History was also stacked against Wednesday as Molineux has not been a happy hunting ground for them in recent years. You had to go back over a decade for their last victory at Wolves, with Wolves winning the last five in succession on home soil. The omens did not look good.
But records are there to be broken and the Owls clinched a morale-boosting victory at Molineux for the first time in seven attempts last weekend to keep in touch with the play-off contenders.
All the damage was done in the first half as they ruined Lambert’s home debut. Wednesday’s stylish, free-flowing passing football ripped Wolves apart. They should have been out of sight.
Fernando Forestieri and Lucas Joao, making his first appearance in nearly three months after recovering from injury, terrorised Wolves’ defence. The duo pressed and harried them into unforced errors, with the home side badly missing former Owls loan boy Danny Batth, who was serving a one-match ban after collecting five bookings, at the back.
You would never have known Wednesday had not triumphed on the road since mid-October as they raced into a two-goal lead following a 15th minute penalty by a Forestieri and Kieran Lee’s four goal of the season. It was an advantage they rarely appeared in danger of relinquishing.
Things could have been different had Wolves got their noses in front. Tom Lees, who was outstanding alongside captain Glenn Loovens, made a vital clearance to stop David Edwards getting on the end of a dangerous cross before Conor Coady dragged wide after a lovely piece of skill.
Confidence is a big thing in football and Wolves’ drained after they fell behind.
Barry Bannan fizzed in a delightful low cross which narrowly evaded Lee and Joao in the middle but Wolves failed to effectively clear it away and Forestieri pounced.

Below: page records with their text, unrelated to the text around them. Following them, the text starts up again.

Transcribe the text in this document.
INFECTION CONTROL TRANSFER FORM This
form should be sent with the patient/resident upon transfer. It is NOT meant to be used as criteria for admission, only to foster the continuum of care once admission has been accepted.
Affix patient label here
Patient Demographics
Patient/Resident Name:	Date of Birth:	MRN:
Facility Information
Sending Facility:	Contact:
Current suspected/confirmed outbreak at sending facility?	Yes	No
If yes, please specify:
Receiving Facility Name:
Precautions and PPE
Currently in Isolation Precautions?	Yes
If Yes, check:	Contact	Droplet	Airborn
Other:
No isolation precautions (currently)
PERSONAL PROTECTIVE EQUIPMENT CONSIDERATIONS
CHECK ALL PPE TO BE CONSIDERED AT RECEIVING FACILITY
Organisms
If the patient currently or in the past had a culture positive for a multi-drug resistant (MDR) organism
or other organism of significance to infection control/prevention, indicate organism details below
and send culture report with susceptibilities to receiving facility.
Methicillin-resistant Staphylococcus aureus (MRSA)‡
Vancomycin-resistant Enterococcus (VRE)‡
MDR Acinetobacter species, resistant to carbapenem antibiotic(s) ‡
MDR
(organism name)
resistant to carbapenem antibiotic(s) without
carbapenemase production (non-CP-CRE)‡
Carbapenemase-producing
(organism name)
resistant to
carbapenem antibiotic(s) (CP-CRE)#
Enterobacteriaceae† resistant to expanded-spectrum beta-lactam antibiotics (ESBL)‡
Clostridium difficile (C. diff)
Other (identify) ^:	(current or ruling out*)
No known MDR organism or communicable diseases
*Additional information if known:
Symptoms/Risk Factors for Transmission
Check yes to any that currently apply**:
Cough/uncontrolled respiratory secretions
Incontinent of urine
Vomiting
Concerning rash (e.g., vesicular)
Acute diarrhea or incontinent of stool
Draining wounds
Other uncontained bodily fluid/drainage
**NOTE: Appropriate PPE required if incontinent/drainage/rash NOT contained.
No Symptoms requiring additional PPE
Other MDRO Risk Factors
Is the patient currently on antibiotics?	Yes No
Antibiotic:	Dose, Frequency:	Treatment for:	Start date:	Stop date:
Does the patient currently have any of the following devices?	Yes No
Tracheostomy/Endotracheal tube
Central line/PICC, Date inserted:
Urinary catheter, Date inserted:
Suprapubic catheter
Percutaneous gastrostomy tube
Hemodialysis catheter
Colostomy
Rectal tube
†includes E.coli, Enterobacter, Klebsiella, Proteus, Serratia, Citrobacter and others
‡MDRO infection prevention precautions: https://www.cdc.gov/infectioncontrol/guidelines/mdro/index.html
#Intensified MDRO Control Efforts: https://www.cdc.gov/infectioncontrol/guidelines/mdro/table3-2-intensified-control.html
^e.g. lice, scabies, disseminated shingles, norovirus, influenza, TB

The little striker was upended by Matt Doherty and referee Jeremy Simpson showed no hesitation in pointing to the spot. Forestieri made no mistake from 12 yards to claim his second goal in as many outings.
After Forestieri’s opener, the Owls dominated a one-sided first period. They battered Wolves, whose defence was all over the place. Led by the irrepressible Forestieri, Wednesday stayed on the front and Bannan blazed over before Lee grabbed the crucial second.
Forestieri ‘picked the pocket’ of Richard Stearman and darted forward at pace. With goalkeeper Andy Lonergan rushing off his line to narrow the angle, Forestieri prodded the ball into the path of Joao, who kept his cool to tee up Lee from 10 yards. It was the first time in nine Championship matches the Owls had managed to score more than once.
Carvalhal said: “We got the first goal and deserved it and we had more chances. The big difference to other recent games is we got the second goal.”
It was a defensive horror-shot from Wolves and they looked every inch relegation fodder but Wednesday superbly exploited their weaknesses and could, probably should, have scored more.
THE MAIN MAN
When Forestieri is focused and on song, there are few better forwards in the league than him. He can make things happen out of nothing. He is Wednesday’s X-Factor.
Forestieri is playing with a smile on his face again and looked intent from the off to make life as difficult as possible for Wolves’ backline. He closed them down at every turn. His workrate without the ball was exceptional and set the tone.
Lees, Loovens, Sam Hutchinson, Lee, Bannan and Joao all had good games but it was Wolves’ inability to keep Forestieri quiet which cost them dearly. There was one exquisite touch by the Argentine-born attacker near the halfway line in the first half which even had the home faithful aapplauding.
It has taken Forestieri a long, long time to hit top gear this season. Carvalhal has continued to persevere with him and his patience has paid off. Forestieri’s trademark love-heart symbol celebration is back in all its glory. The fans are now seeing the ‘Fessi’ they know and love.
Forestieri and Wednesday showed their resilience and determination to get the job done in the second half as Wolves raised their game. Nouha Dicko added extra pace and power to their forward line and things could have got very interesting had fellow substitute Ivan Cavaleiro taken one of his two late chances, but Wednesday were not to be denied.
“Wolves ran and fought a lot during the 97 minutes we played,” admitted Carvalhal. “They had new energy because they had changed the coach and it was the first home game and that made them tougher to play against.
“But I think we were ready for this environment and we did well.
“In the second half, we were very compact and solid and well organised and all the time tried to look for the third goal and posed a threat. The victory is well deserved.”
That it was and the result silenced some of Carvalhal’s critics. He left out the majority of his summer signings, who have failed to shine, and kept faith with the team who did him proud last year and they duly delivered.